Global Adaptation and Inspiration for R2AK
June 12, 2018
Team Global is only hours away from starting Stage One of the Race to Alaska. They’ll sail (and row) across the Puget Sound from Port Townsend, WA to Victoria, BC for the first stage on June 14th. After a couple of days for making adjustments or repairs, they’ll set out with the other teams for Ketchikan, AK on June 17th – 700 miles of unpredictability.
Team Captain Katy Stewart says working at Global and her past R2AK experiences have taught her it’s key to be prepared for anything. “Last year we were lucky enough to learn a lesson or two on Stage One after the gale blew in; we had time to adapt, like putting the third reef point in our sail. It’s also absolutely necessary to have a damage control kit on board because we used ours last year,” she said. (See last year’s race recap for details on how to repair a broken boom in the middle of nowhere.) “Most of my big lessons were learned during my first year (in 2016). Hopefully, knock on wood, this will be my fun year with the lessons learned the hard way before.”
The ability to adapt and improvise is a trait that runs deep at Global, and the team’s rowing stations are a testament to that mindset. Lara Mayer, crew member, says coming up with creative solutions for human power is a key part of race preparations. “Katy came up with the idea of having a single-person station aft and low to the water for better efficiency, plus a single-oar rowing station on each side since it’s such a big boat,” she said. “You’re not exactly going to find off-the-shelf rowing stations for a 34-foot 1980s Beneteau sailboat, so we built our own. We tossed around a bunch of design ideas and enlisted family members to help us build them. We installed them and tried them out, and they moved the boat a lot easier than any of us thought they would. I think they’re going to work great.”

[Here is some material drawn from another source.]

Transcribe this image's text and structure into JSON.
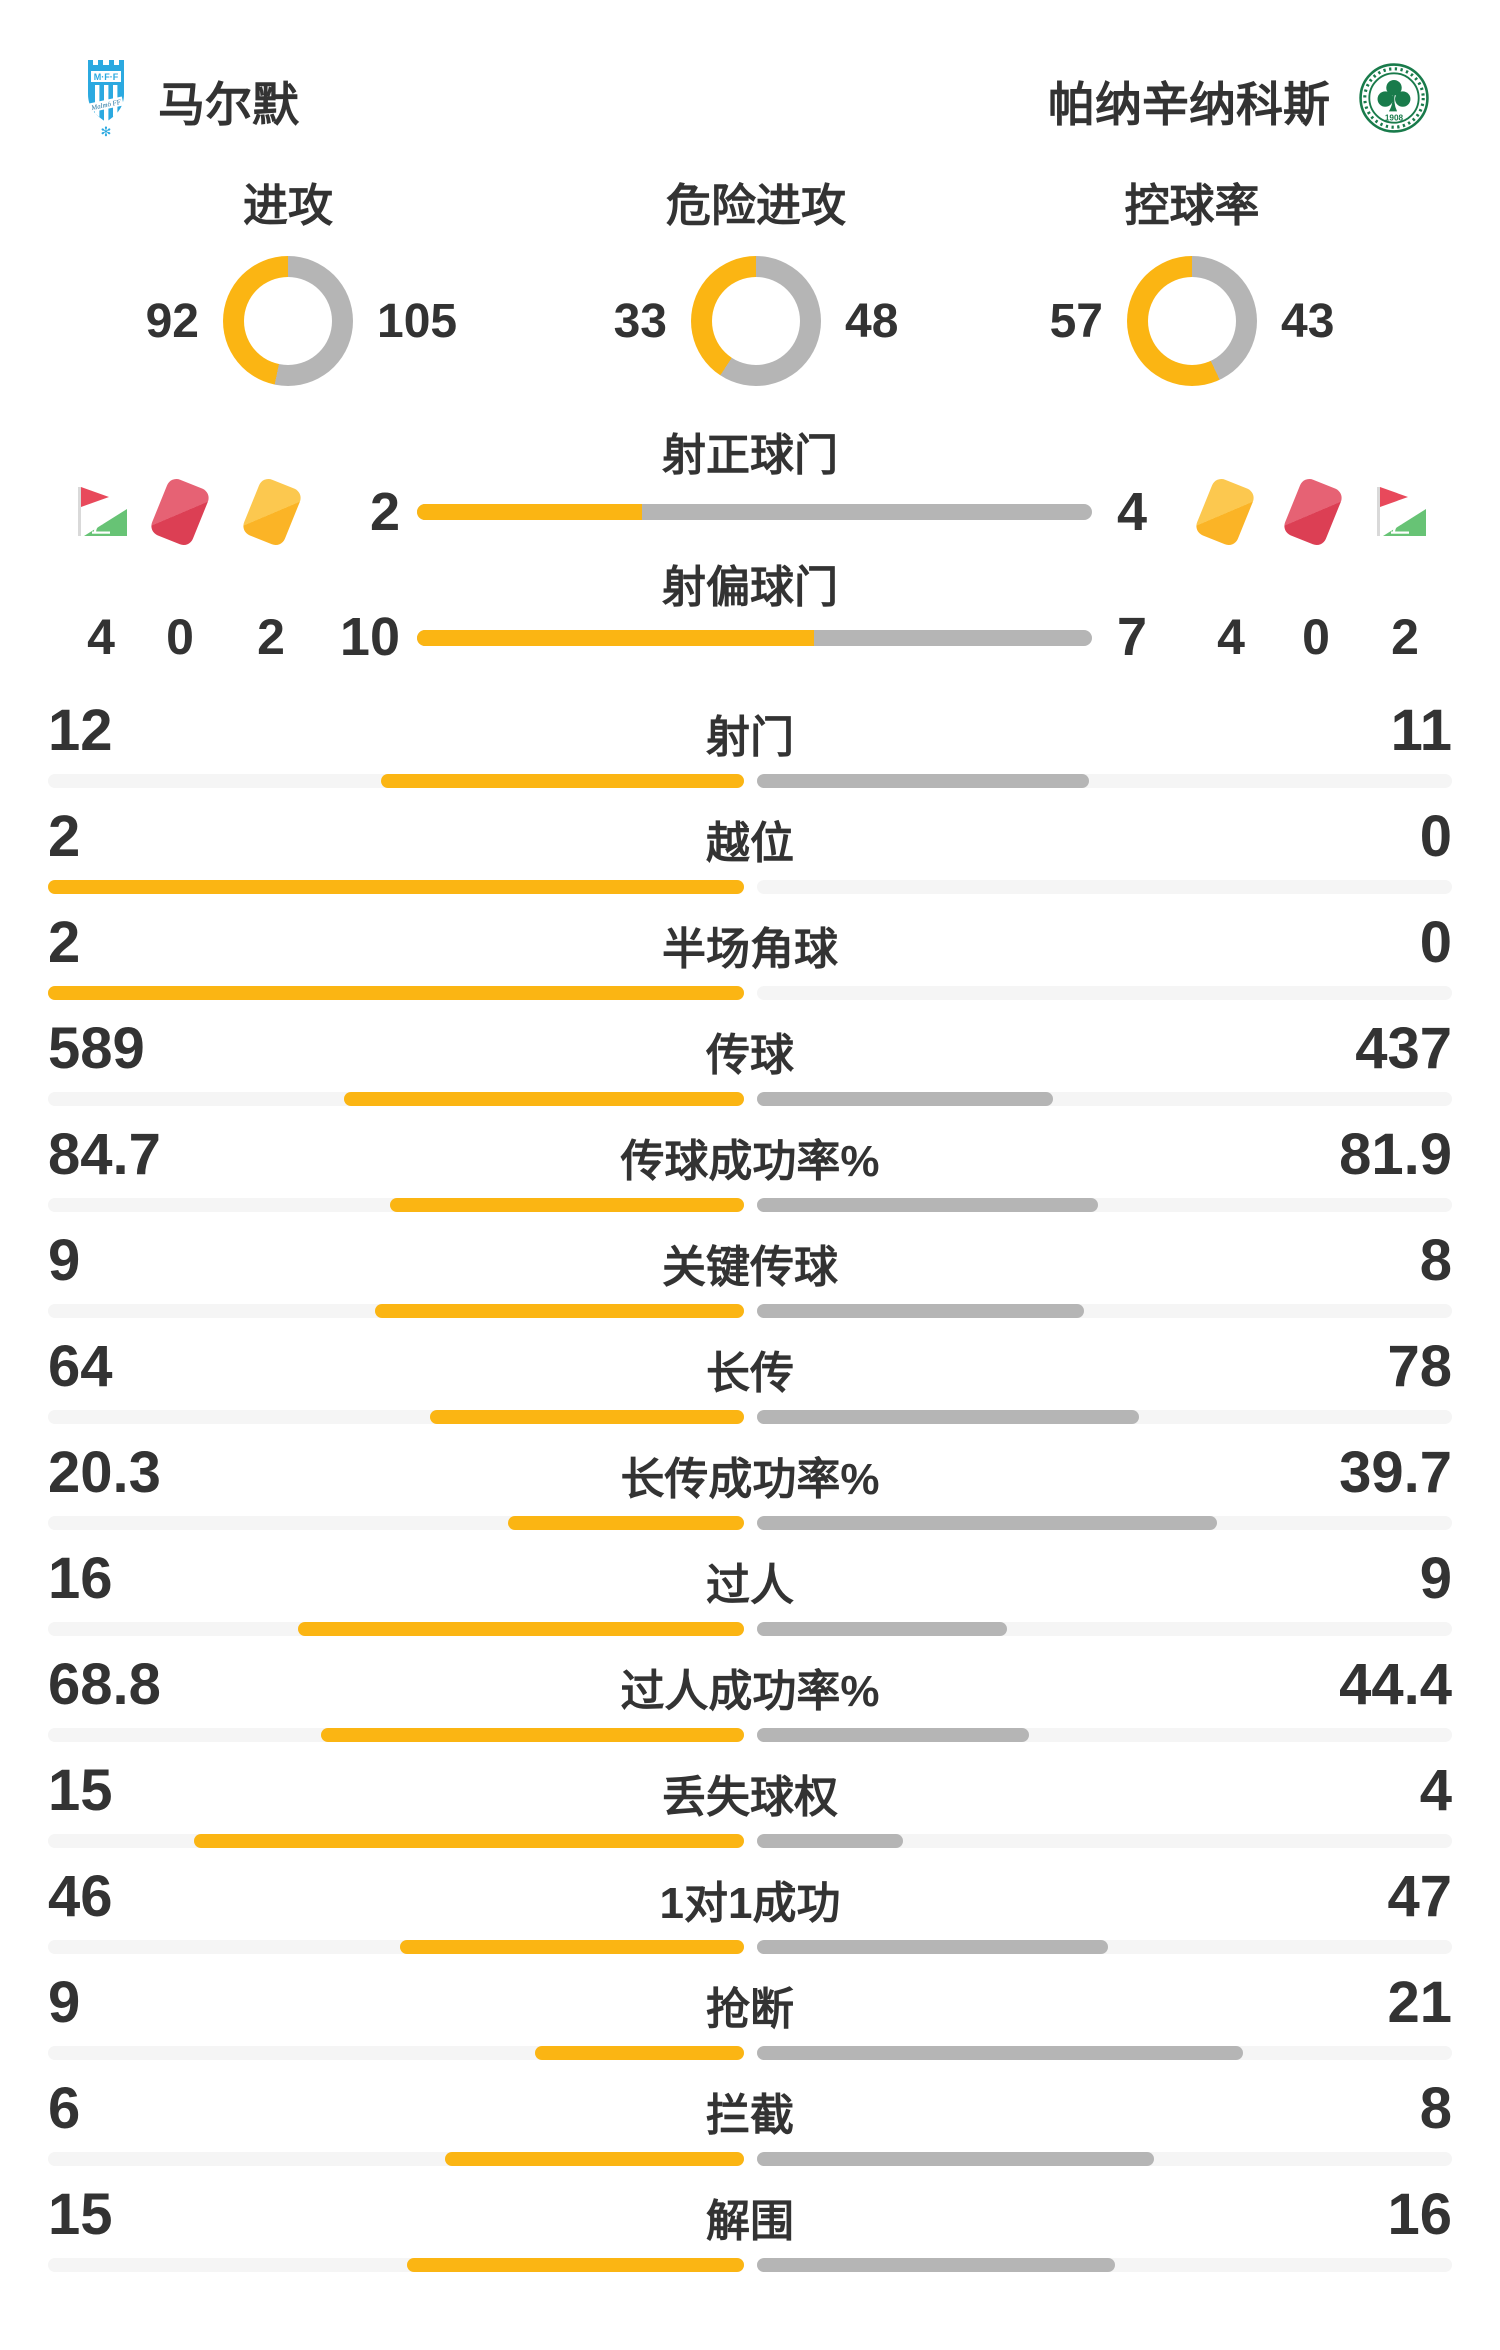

The race, and Global’s participation in it, isn’t just about overcoming challenges – it’s also about inspiring future generations of mariners. “It’s great that Global is a race sponsor. The Northwest Maritime Center teaches classes and gets kids involved in sailing, boating, and making a living on the water,” said Mayer. “It’s amazing to see so many kids and teenagers following R2AK, volunteering at NWMC events, or even building a boat for the race – there are several teens racing this year, including one on our team. If they’re the future of the industry, I think it’s in good hands.”